VICTORIA – British Columbians have voted to scrap the Harmonized Sales Tax, Elections BC announced Friday, meaning the province will now begin a transition back to the former PST.
54.73 per cent of people voted to scrap the HST in the referendum, Elections BC said as it released official results, with 45.27 per cent voting to keep it in place.
The result is a victory for former premier Bill Vander Zalm, who has led a campaign against the tax for close to two years, and who forced the recent referendum by collecting more than 500,000 signatures on a petition.
“This is a historic day not only in our province but in our country,” he said today. “It’s the first time in the history of the British commonwealth that the people actually had a say in how they are taxed.”
Premier Christy Clark confirmed the province will return to the PST with all the permanent exemptions that existed before it was replaced.
“While I am disappointed with the results, the public has spoken and now is the time to turn the page,” said Clark.
Clark added that her government will introduce measures in the days to come aimed at keeping British Columbia businesses competitive and to help create jobs.
Finance Minister Kevin Falcon said today he was “disappointed” by the result, but “not surprised.”
He said the government will seek to return to a Provincial Sales Tax within 18 months, meaning the old tax will be restored by March 31, 2013.
B.C. officials have said the move back to the PST will cost the province about $3 billion, an amount that includes the $1.6 billion transition payment B.C. now needs to return to Ottawa, which administered the HST.
Falcon characterized the result as a “manageable bump in the road”, adding the province will be able to meet or exceed its budget targets into the future.
But he said the transition back to the PST will mean government will need to scrutinize all its spending, especially when contemplating any new programs.
“As government manages to get to a balanced budget, in means we will be saying no a lot more than we are saying yes,” he said. “Everything will be on the table.”
In a statement, NDP leader Adrian Dix called the result “a victory for democracy”.
“The people won over the arrogance of the Liberal government and its powerful friends,” said Dix, who has long opposed the tax, and who has campaigned heavily against it since April when he became party leader.
“A return to the PST will be good for communities, good for families and good for small business. It will make life a little bit more affordable for working families. It will also ensure that British Columbia has control over its sales tax policy, now and in the future.”
The federal government said Friday it respects B.C.’s decision to scrap the HST and vowed to work with the province on transition back two separate federal and provincial sales taxes.

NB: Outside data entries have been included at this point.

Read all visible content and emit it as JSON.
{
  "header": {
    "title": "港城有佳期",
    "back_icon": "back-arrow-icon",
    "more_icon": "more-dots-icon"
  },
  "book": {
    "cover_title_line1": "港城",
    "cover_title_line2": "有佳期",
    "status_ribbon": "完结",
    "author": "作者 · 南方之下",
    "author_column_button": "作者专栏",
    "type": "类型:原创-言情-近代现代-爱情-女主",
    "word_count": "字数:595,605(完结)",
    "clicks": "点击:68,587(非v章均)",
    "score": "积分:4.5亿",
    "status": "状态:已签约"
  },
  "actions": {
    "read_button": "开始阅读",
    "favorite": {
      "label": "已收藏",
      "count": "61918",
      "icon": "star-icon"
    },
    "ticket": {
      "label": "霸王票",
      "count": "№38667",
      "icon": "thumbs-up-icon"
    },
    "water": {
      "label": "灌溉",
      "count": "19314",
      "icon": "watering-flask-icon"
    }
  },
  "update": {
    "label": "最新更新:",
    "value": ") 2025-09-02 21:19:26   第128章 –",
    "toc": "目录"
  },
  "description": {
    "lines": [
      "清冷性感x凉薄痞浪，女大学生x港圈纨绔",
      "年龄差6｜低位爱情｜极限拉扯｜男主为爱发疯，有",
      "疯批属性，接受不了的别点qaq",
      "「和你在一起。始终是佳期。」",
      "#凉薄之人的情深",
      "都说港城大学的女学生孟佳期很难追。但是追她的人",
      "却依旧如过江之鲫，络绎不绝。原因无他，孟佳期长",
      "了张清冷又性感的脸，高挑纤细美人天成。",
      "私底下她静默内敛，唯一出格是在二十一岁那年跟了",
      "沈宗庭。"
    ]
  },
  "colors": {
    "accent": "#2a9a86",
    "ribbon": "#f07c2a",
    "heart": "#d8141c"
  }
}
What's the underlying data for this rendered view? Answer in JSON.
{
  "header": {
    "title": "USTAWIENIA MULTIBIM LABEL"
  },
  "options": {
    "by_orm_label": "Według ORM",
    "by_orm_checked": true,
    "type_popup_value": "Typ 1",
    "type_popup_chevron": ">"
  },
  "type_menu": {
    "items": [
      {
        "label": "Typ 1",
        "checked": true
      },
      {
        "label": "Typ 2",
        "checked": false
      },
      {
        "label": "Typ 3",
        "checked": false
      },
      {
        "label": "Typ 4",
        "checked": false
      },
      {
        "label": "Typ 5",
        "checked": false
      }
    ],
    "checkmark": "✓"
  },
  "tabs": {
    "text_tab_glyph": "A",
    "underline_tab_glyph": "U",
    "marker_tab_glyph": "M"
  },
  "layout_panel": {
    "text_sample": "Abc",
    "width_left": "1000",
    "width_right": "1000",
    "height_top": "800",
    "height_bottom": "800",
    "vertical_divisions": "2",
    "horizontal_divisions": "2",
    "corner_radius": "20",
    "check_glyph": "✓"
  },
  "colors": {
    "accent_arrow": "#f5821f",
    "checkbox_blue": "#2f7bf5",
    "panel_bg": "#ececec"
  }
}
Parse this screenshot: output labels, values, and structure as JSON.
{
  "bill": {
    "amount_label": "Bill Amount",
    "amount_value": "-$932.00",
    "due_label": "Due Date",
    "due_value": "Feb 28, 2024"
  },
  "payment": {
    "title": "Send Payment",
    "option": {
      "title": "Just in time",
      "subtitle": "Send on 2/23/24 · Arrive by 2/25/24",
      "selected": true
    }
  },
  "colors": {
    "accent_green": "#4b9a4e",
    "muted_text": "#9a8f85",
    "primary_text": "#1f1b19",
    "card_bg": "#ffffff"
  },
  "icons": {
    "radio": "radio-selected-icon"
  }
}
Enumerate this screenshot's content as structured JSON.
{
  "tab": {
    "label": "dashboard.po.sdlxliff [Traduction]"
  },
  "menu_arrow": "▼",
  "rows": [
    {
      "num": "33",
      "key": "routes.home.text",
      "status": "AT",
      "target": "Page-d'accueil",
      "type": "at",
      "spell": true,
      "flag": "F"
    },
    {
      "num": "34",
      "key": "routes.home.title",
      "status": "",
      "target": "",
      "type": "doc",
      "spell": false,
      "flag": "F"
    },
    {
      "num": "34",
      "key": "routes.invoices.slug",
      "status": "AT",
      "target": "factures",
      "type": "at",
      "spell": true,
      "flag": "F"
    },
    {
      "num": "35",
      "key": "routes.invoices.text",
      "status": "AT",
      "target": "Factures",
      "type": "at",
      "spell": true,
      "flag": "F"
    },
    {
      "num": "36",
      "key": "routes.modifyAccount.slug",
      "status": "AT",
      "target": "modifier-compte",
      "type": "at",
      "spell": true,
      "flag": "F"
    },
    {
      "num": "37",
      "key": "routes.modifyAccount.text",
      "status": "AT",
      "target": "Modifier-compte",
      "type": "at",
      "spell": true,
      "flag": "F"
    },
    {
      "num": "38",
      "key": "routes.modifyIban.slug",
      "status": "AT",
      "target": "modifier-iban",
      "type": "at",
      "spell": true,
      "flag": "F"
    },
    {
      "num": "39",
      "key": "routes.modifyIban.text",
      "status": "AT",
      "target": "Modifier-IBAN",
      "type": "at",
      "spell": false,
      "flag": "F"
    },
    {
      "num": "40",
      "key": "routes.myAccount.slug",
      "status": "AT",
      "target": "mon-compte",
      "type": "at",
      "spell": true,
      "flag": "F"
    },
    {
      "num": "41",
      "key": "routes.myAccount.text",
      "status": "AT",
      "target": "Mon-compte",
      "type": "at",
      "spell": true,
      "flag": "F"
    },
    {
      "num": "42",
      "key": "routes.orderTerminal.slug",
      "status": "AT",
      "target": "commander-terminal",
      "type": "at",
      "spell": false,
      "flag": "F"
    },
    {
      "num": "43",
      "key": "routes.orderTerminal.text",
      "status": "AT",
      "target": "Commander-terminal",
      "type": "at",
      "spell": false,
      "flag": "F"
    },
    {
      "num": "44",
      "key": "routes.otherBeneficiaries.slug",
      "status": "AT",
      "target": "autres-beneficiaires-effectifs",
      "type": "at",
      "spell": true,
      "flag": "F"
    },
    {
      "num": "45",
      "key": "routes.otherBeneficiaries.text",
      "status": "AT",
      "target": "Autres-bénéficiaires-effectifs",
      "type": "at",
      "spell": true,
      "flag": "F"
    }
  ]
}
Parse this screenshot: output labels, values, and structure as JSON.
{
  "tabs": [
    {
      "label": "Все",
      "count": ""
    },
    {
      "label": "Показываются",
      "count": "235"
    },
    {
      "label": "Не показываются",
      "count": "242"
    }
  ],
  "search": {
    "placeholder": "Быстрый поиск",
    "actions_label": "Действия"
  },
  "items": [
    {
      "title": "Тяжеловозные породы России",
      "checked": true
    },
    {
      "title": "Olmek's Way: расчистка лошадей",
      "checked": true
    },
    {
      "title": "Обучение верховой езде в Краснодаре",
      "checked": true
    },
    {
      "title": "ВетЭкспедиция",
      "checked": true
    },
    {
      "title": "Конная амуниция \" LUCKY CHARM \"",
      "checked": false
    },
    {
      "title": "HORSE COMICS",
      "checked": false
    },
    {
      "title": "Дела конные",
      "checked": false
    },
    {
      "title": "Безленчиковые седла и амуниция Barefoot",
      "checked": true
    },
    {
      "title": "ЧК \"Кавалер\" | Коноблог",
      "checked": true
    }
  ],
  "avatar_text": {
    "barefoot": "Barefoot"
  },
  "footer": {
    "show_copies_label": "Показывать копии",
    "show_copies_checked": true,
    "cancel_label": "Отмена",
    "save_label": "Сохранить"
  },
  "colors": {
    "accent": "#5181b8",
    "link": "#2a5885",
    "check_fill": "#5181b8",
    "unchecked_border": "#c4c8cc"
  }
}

A formal statement also indicated that it will not heed the federal New Democratic Party’s call on Ottawa to let B.C. keep the $1.6 billion it got from the federal government to help establish the HST.
“We respect the decision made by the people of British Columbia. We will work with the government of B.C. on the transition,” said Chisholm Pothier, spokesman for Finance Minister Jim Flaherty, in a statement.
“The provincial government has already repeatedly acknowledged that the $1.6 billion in transitional assistance will be recovered as per the agreement.”
The NDP, meanwhile, congratulated British Columbians for their “historic” overturning of the tax.
B.C. caucus chair Don Davies said it would be “spiteful and damaging for Harper to now force BC to pay back $1.6 billion, after it was already invested in things like health care and education.”
Meanwhile, the Smart Tax Alliance, which fought in favour of the tax, called the result regrettable.
“It’s a disappointing outcome,” Peter Leitch, Co-chair of the Alliance and Chair of the Motion Picture Production Industry Association of British Columbia, said in a news release.
“We respect the referendum decision and the need to restore the old PST/GST system, but a dialogue needs to take place that puts jobs first under a competitive tax system.”
At the same time, members of the Alliance called on the government to make moves to help ensure the economic future of the province.
“We are on the precipice of a possible global recession, ” said Alliance co-chair Mike Jagger, and President of Provident Security.
“We need to be prepared with policy decisions that put B.C. jobs and businesses on solid footing to compete.”
The HST was first announced on July 23, 2009 by then-premier Gordon Campbell – who resigned amid a furor over the tax – and then-finance-minister Colin Hansen.
The announcement to adopt the tax came immediately on the heels of the 2009 provincial election, leading to widespread criticism that it was sprung on the electorate without proper notice.
The tax has also been criticized because more items were taxed under the HST than had been under the previous PST.
An independent report done earlier this year found the HST would cost the average family about $350 extra per year.
Recognizing that burden, Premier Christy Clark announced in May that she would have cut the HST by two points if British Columbians had voted to keep the tax.
The cut would have been in two stages: from 12 per cent to 11 per cent on July 1, 2012; and then to 10 per cent on July 1, 2014.
Clark had also planned to send cheques to all families with children under 18, and all lower income seniors if the tax had survived the referendum.
The turnout for the HST referendum was as high as in the last B.C. general election, according to an analysis by The Vancouver Sun.
Elections BC did not release official voter turnout figures Friday, but a comparison of total votes cast to the number of registered voters in 2009 suggests turnout in the HST referendum was around 54 per cent.
Voter turnout in the last general election was 55 per cent.